So maybe it's the organic chemistry or boredom or maybe it's the thrill of 2012, all I know is I sat there thinking, doing my level best to stop, but my brain had other ideas. Several at once. Jumping around like I had nothing better to do. Sometimes I wonder if our brain is like a room full of unruly toddlers, all in potential danger, not heeding anything you say and all going in different directions. But for some reason, amongst the varied thoughts of: my O-Chem lab partner becoming the next Chemistry professor @ ASU, a loosely formulated plan to hike (yardwork) on South Mountain, wondering whether or not (I need new shoes) to get a coffee, contemplating SN1 and ("Friday, Friday" by Rebecca Black sounds like "Baby, Baby" by everybody's favorite Beiber) SN2 reactions and considering if it was too early to (chocolate muffin) return a phone call; the following thought occurred to me: if you say "get a coffee", as opposed to, say "get some coffee", you are probably going to get a foo-foo drink. Think about it, “I'm gonna get some coffee.” Your going to just have coffee. But if you say "Let's go get a coffee", you have a little more specific aim.
Okay, that's actually not the thought I was having at all. I mean it was, but not the one I was talking about in the first place.
The thought was, if I can remember it: In cultures in which reincarnation is prevalent, there is also a caste system. You are stuck (I just googled for like 20 minutes and then came back to this spot) for your whole life. Hope is that you will come back in a higher level of the caste next time. Contrast that with a culture like the United States where there is a concept that all are equal at birth, but can achieve hierarchical success through one's own skills, talents and pursuits (whether you believe this idea is exactly true or not is up to you). This is the same culture that produced the church of Jesus Christ of Later Day Saints. Make your own conclusions.
Unamended Christianity, or at least sects of Christianity old enough to be witness to the genesis of America, have similar concepts of one’s personal skills and pursuits affecting the afterlife outcome (save Calvinistic branches - which could be seen as a bridge between the previously stated Christianity cultural impacts and the ramifications of reincarnation religions in caste systems). This leaves me with a "chicken v egg" conundrum.
You can easily suppose that the various religions and cultures work to reinforce and evolve each other, in some cases the religion propagating cultural concepts and in other cases, the evolution of the culture giving birth to the religion (ie., LDS).

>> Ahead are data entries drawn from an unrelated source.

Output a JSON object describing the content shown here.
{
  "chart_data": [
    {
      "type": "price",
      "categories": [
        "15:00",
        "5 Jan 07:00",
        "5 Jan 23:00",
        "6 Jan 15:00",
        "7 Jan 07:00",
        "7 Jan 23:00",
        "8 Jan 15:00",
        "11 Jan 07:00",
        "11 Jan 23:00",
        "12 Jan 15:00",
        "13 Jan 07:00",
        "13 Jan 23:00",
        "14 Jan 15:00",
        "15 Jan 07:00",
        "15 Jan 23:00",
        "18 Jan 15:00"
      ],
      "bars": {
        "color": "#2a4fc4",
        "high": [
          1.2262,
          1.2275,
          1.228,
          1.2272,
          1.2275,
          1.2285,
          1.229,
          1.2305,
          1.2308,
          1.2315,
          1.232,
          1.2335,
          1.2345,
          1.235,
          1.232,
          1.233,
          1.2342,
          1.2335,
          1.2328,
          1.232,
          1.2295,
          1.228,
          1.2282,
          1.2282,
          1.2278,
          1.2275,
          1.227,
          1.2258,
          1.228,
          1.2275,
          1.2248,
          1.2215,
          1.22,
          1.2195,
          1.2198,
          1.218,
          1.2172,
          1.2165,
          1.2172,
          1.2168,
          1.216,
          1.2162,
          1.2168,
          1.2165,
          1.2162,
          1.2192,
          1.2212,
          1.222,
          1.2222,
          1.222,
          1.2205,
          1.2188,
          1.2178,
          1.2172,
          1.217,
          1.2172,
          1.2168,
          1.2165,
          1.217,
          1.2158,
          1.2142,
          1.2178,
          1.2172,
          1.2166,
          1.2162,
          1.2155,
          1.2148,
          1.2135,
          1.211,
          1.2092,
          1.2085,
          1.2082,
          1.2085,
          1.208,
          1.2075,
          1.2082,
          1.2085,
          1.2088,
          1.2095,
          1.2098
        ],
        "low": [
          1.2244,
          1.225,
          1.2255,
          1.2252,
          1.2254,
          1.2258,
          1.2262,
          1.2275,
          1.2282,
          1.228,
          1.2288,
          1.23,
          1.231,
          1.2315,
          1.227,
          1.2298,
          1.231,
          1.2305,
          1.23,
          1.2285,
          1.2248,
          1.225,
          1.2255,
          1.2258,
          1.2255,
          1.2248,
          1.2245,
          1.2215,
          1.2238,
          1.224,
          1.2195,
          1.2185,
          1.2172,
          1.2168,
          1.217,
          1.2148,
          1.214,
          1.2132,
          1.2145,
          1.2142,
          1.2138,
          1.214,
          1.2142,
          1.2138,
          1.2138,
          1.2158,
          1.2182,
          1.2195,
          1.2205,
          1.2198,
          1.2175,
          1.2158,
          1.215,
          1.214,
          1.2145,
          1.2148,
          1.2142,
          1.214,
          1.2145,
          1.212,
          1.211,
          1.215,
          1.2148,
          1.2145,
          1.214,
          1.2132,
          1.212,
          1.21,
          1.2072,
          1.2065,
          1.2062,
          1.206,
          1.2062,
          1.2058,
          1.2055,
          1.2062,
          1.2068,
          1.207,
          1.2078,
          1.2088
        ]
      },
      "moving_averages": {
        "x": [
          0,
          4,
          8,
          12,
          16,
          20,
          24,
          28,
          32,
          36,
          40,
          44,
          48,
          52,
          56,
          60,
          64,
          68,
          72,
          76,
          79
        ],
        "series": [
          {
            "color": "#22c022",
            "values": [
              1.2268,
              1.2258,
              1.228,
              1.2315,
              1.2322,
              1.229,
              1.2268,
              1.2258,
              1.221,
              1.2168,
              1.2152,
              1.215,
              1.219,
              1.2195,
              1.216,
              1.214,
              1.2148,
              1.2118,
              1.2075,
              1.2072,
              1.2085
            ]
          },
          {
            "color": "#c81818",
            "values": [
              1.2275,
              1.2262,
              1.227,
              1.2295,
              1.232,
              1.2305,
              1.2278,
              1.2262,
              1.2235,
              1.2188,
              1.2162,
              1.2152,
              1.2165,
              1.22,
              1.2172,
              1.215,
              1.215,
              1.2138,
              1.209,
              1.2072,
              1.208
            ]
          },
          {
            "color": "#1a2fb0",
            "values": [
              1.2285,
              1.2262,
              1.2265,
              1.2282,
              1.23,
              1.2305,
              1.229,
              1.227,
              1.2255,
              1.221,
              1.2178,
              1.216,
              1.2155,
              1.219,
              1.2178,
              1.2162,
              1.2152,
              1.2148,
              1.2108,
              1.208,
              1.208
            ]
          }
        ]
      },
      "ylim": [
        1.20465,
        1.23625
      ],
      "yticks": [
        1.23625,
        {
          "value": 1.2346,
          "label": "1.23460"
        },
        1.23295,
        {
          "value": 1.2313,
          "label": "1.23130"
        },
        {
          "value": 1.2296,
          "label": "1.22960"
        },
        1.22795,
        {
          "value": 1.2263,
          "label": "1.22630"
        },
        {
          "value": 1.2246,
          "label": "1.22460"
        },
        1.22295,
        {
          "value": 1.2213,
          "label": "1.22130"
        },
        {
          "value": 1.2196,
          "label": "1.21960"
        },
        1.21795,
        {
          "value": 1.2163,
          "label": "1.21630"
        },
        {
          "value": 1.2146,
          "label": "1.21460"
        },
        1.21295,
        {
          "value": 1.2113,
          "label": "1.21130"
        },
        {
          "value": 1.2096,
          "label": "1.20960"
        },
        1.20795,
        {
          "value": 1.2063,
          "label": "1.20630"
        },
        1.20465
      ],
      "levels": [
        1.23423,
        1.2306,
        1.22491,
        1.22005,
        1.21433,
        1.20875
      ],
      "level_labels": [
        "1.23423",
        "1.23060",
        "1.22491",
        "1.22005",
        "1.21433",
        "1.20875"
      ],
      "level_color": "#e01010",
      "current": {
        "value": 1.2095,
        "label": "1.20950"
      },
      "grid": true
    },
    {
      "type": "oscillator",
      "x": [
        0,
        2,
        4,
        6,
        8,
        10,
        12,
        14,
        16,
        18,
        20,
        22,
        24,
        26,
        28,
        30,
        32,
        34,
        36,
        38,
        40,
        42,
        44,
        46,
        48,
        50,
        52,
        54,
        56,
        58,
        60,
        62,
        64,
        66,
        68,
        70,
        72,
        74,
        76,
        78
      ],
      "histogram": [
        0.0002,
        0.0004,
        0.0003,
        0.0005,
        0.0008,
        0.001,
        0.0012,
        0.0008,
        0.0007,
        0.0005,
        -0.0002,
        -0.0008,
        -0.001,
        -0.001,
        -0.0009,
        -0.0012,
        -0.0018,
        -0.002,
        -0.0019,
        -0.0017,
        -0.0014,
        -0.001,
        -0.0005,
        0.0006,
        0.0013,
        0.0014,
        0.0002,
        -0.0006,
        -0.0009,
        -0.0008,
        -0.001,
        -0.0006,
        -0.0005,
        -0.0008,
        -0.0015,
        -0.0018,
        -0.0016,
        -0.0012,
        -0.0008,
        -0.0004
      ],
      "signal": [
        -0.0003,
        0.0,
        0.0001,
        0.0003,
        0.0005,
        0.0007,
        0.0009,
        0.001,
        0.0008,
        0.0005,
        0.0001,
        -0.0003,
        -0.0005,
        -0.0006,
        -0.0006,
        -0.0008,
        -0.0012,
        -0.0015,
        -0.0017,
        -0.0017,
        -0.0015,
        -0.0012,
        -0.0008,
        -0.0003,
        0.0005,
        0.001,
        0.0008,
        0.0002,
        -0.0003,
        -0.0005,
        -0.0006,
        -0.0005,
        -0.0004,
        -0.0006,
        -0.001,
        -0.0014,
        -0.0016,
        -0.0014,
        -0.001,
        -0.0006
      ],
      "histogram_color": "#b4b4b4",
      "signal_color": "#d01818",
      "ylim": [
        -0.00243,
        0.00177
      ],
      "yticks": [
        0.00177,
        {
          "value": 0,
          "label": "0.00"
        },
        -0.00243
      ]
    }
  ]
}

One could certainly see the ideals of Christianity in the US Constitution: "All men are created equal" trumping the early Jewish notion that the sins of ancestors have a direct and proportional affect on the life and afterlife of the present generation. As ideologies sanctified by (or less condescendingly put "advocated by") the Republican party self-perpetuate notions that one’s lot is caste solely by their own action, you can see the reinforcement of the Christian ideals. One could also imagine, as human society left to this Christian/Darwinian ideology will inevitably develop its own hierarchy, that a religion born and steeped in this culture would emphasize its connotations into its own framework. Here I return to LDS which supposes an afterlife hierarchy otherwise missing from the Christian canon (or at least not so prominently featured).
In conclusion, I would like to say: coffee is delicious. I hate O-Chem. And I like turtles. Anybody want to go hiking?